Les intérêts vitaux des Allemands - liberté, unité, sécurité et changement - et de l'Alliance atlantique feront aussi bon ménage à l'avenir également. L'Alliance, pour nous, sera toujours de la plus haute importance. Dans cette enceinte, les Allemands qui vivent dans la liberté ont la possibilité de coopérer à la réalisation des aspirations majeures de notre temps : la mise en place d'un nouveau dispositif de sécurité et, plus particulièrement, d'un nouvel ordre politique en Europe.

Dans notre concept global, les membres de l'Alliance que nous sommes ont défini l'objectif du désarmement, à savoir la sécurité et la stabilité moyennant un arsenal réduit; la mise en place d'un nouvel ordre de sécurité mutuelle écartant de part et d'autre la possibilité d'une attaque surprise ou d'une opération de grande envergure. Jusqu'ici, seule l'Alliance atlantique y avait consenti.

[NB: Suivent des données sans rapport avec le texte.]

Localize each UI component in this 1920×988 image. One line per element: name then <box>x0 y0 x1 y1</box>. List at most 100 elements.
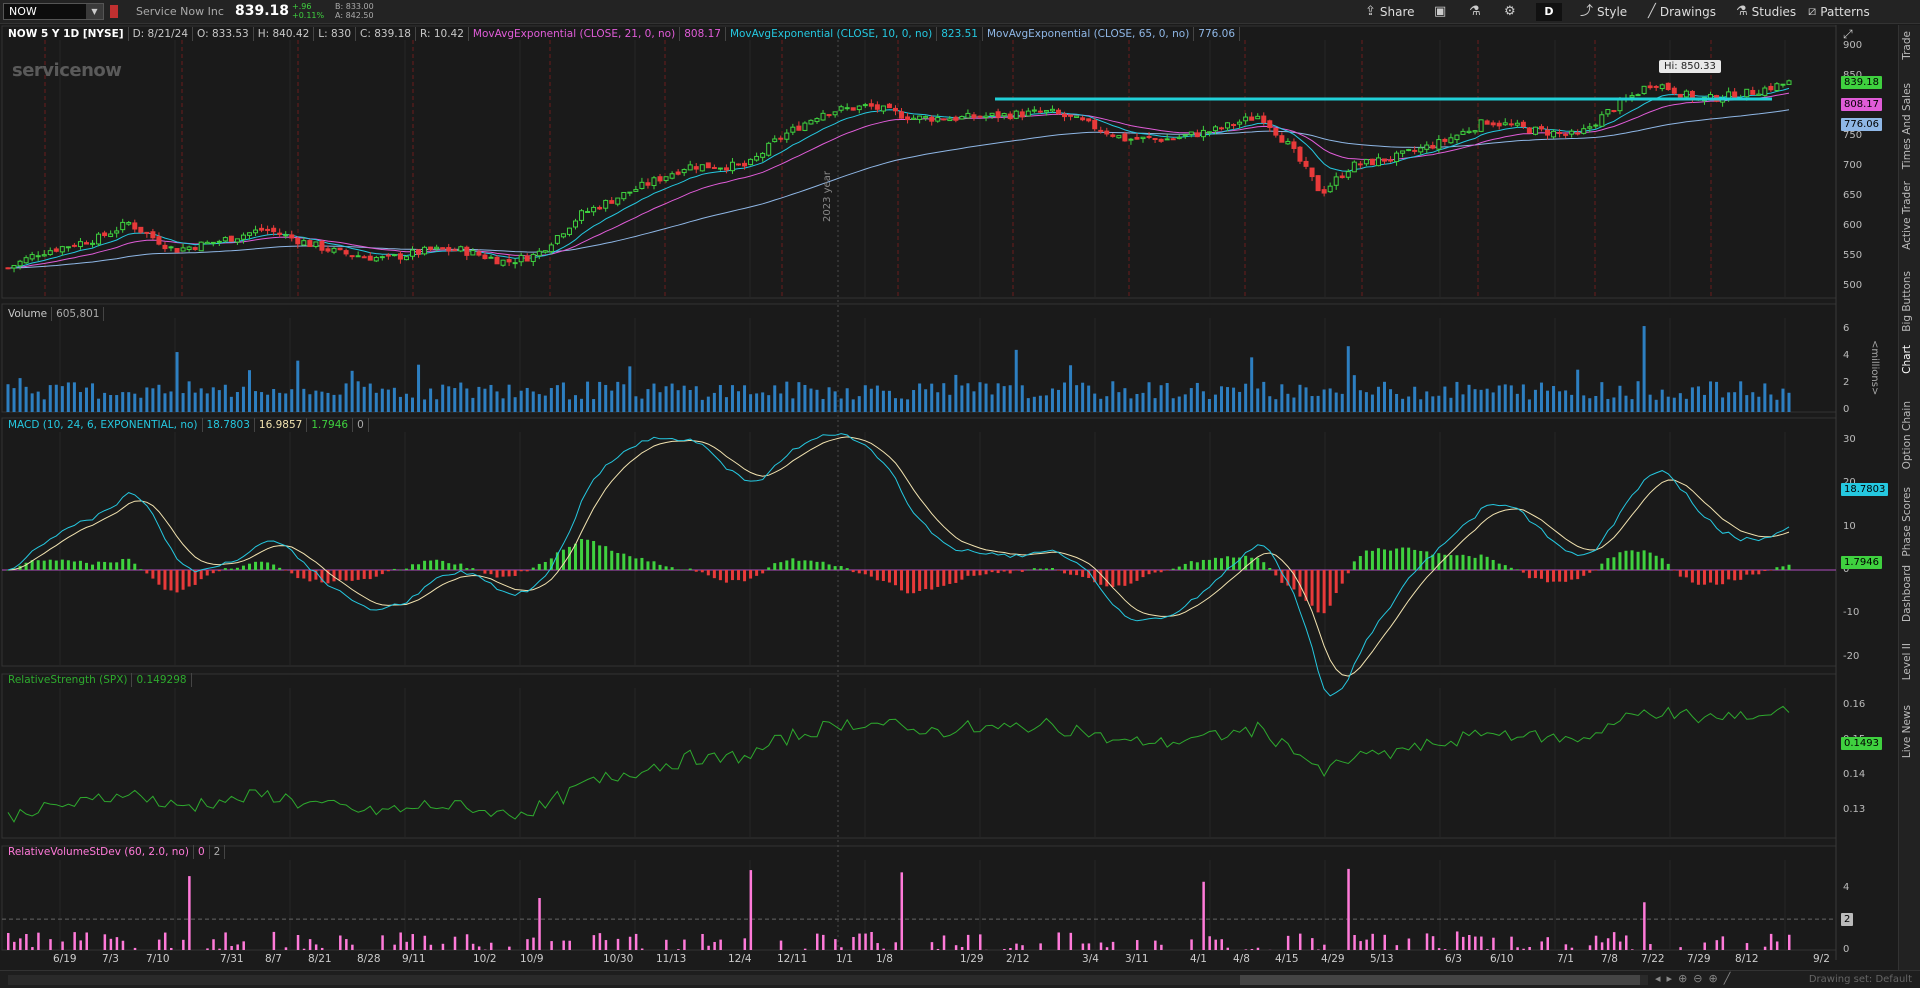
macd-hist-bar <box>60 559 64 570</box>
macd-hist-bar <box>1425 551 1429 570</box>
chart-canvas[interactable] <box>0 0 1920 988</box>
sidebar-tab-active-trader[interactable]: Active Trader <box>1901 181 1913 250</box>
sidebar-tab-option-chain[interactable]: Option Chain <box>1901 401 1913 469</box>
volume-bar <box>1564 390 1568 412</box>
draw-tool-icon[interactable]: ╱ <box>1724 972 1737 985</box>
macd-hist-bar <box>912 570 916 594</box>
ema65-label[interactable]: MovAvgExponential (CLOSE, 65, 0, no) <box>983 27 1195 41</box>
volume-bar <box>737 391 741 412</box>
candle-body <box>476 251 482 256</box>
rv-bar <box>320 947 324 950</box>
candle-body <box>1400 150 1406 154</box>
macd-hist-bar <box>1352 561 1356 570</box>
macd-hist-bar <box>1431 554 1435 570</box>
candle-body <box>361 256 367 259</box>
scroll-right-icon[interactable]: ▸ <box>1667 972 1679 985</box>
candle-body <box>542 250 548 253</box>
volume-bar <box>1129 398 1133 412</box>
rv-bar <box>25 934 28 950</box>
volume-bar <box>1056 389 1060 412</box>
candle-body <box>1134 136 1140 140</box>
rv-bar <box>37 932 40 950</box>
macd-hist-bar <box>368 570 372 580</box>
ema21-value: 808.17 <box>680 27 726 41</box>
ema21-label[interactable]: MovAvgExponential (CLOSE, 21, 0, no) <box>469 27 681 41</box>
candle-body <box>1019 111 1025 118</box>
candle-body <box>23 257 29 264</box>
rv-label[interactable]: RelativeVolumeStDev (60, 2.0, no) <box>4 845 194 859</box>
macd-hist-bar <box>1721 570 1725 585</box>
rv-bar <box>834 939 837 950</box>
sidebar-tab-trade[interactable]: Trade <box>1901 31 1913 60</box>
rv-axis-tick: 0 <box>1843 944 1850 955</box>
volume-bar <box>537 394 541 412</box>
sidebar-tab-phase-scores[interactable]: Phase Scores <box>1901 487 1913 557</box>
volume-bar <box>960 385 964 412</box>
rv-bar <box>1745 943 1749 950</box>
date-axis-label: 9/11 <box>402 953 426 965</box>
price-axis-tick: 500 <box>1843 280 1863 291</box>
candle-body <box>1677 93 1683 98</box>
rs-label[interactable]: RelativeStrength (SPX) <box>4 673 133 687</box>
candle-body <box>1025 110 1031 117</box>
drawing-set-label[interactable]: Drawing set: Default <box>1809 974 1912 985</box>
zoom-out-icon[interactable]: ⊖ <box>1693 972 1708 985</box>
macd-hist-bar <box>646 561 650 570</box>
candle-body <box>766 142 772 156</box>
zoom-in-icon[interactable]: ⊕ <box>1709 972 1724 985</box>
macd-hist-bar <box>525 570 529 572</box>
sidebar-tab-times-and-sales[interactable]: Times And Sales <box>1901 83 1913 169</box>
candle-body <box>47 250 53 256</box>
macd-hist-bar <box>1310 570 1314 606</box>
macd-hist-bar <box>1546 570 1550 583</box>
rv-bar <box>713 941 716 950</box>
sidebar-tab-live-news[interactable]: Live News <box>1901 705 1913 758</box>
sidebar-tab-chart[interactable]: Chart <box>1901 345 1913 374</box>
macd-hist-bar <box>1612 557 1616 570</box>
ema10-label[interactable]: MovAvgExponential (CLOSE, 10, 0, no) <box>726 27 938 41</box>
volume-bar <box>290 389 294 412</box>
rs-legend: RelativeStrength (SPX) 0.149298 <box>4 673 192 687</box>
candle-body <box>1647 85 1653 89</box>
volume-label[interactable]: Volume <box>4 307 53 321</box>
macd-hist-bar <box>749 570 753 579</box>
rv-bar <box>471 943 475 950</box>
candle-body <box>1013 110 1019 119</box>
ohlc-close: C: 839.18 <box>356 27 416 41</box>
macd-label[interactable]: MACD (10, 24, 6, EXPONENTIAL, no) <box>4 418 203 432</box>
volume-bar <box>489 384 493 412</box>
date-axis-label: 4/29 <box>1321 953 1345 965</box>
macd-hist-bar <box>350 570 354 581</box>
macd-hist-bar <box>1455 555 1459 570</box>
volume-bar <box>447 386 451 412</box>
rs-axis-tick: 0.14 <box>1843 769 1866 781</box>
candle-body <box>1641 85 1647 94</box>
sidebar-tab-big-buttons[interactable]: Big Buttons <box>1901 271 1913 332</box>
candle-body <box>742 162 748 167</box>
rv-v2: 2 <box>210 845 226 859</box>
volume-bar <box>1069 365 1073 412</box>
volume-bar <box>211 387 215 412</box>
macd-axis-tick: 10 <box>1843 520 1856 532</box>
candle-body <box>820 112 826 121</box>
candle-body <box>1315 175 1321 192</box>
crosshair-icon[interactable]: ⊕ <box>1678 972 1693 985</box>
scrollbar-thumb[interactable] <box>1240 975 1640 985</box>
volume-bar <box>724 397 728 412</box>
sidebar-tab-level-ii[interactable]: Level II <box>1901 643 1913 680</box>
macd-hist-bar <box>266 562 270 570</box>
macd-hist-bar <box>1135 570 1139 581</box>
volume-bar <box>767 395 771 412</box>
zoom-controls[interactable]: ◂▸⊕⊖⊕╱ <box>1655 972 1736 985</box>
rv-bar <box>1528 947 1531 950</box>
scroll-left-icon[interactable]: ◂ <box>1655 972 1667 985</box>
rv-bar <box>1775 941 1779 950</box>
candle-body <box>434 246 440 250</box>
sidebar-tab-dashboard[interactable]: Dashboard <box>1901 565 1913 622</box>
rv-bar <box>188 876 191 950</box>
macd-hist-bar <box>670 567 674 570</box>
candle-body <box>1086 118 1092 122</box>
volume-bar <box>851 399 855 412</box>
volume-axis-tick: 4 <box>1843 350 1850 362</box>
expand-icon[interactable]: ⤢ <box>1843 27 1853 42</box>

Les dernières semaines l'ont clairement montré : l'initiative en matière de désarmement est du côté de l'Ouest.

Cependant, quelle que soit l'importance du désarmement, il ne saurait remplacer un nouvel ordre politique. Les armées, les armements ne sont pas à l'origine des tensions politiques mais leur conséquence. C'est pourquoi l'établissement d'un nouvel ordre de paix est prioritaire. Il doit se fonder sur la liberté, la démocratie et les droits de l'homme. C'est alors que les armées cessent d'être dangereuses, comme le montre bien l'exemple franco-allemand.

Il ne peut y avoir de doute : l'Histoire est de notre côté. La dynamique du processus historique joue en notre faveur. Nos idées progressent. L'avenir de l'Est est à l'Ouest et non pas le contraire. Soyons donc optimistes : la productivité de nos structures économiques est supérieure; il en est de même de la souplesse et de la créativité de nos structures sociales. Plus important encore : nos valeurs reflètent la nature et les aspirations de l'homme.

Rien ne se produit spontanément. Tout dépend de nous, de notre cohésion, de notre aptitude à diriger et à stimuler la créativité.

L'avenir de cette Alliance est aussi la nôtre. Cette Alliance d'Etats, acteurs de l'Histoire, sera dans les prochaines décennies également, le garant de notre liberté et de la paix.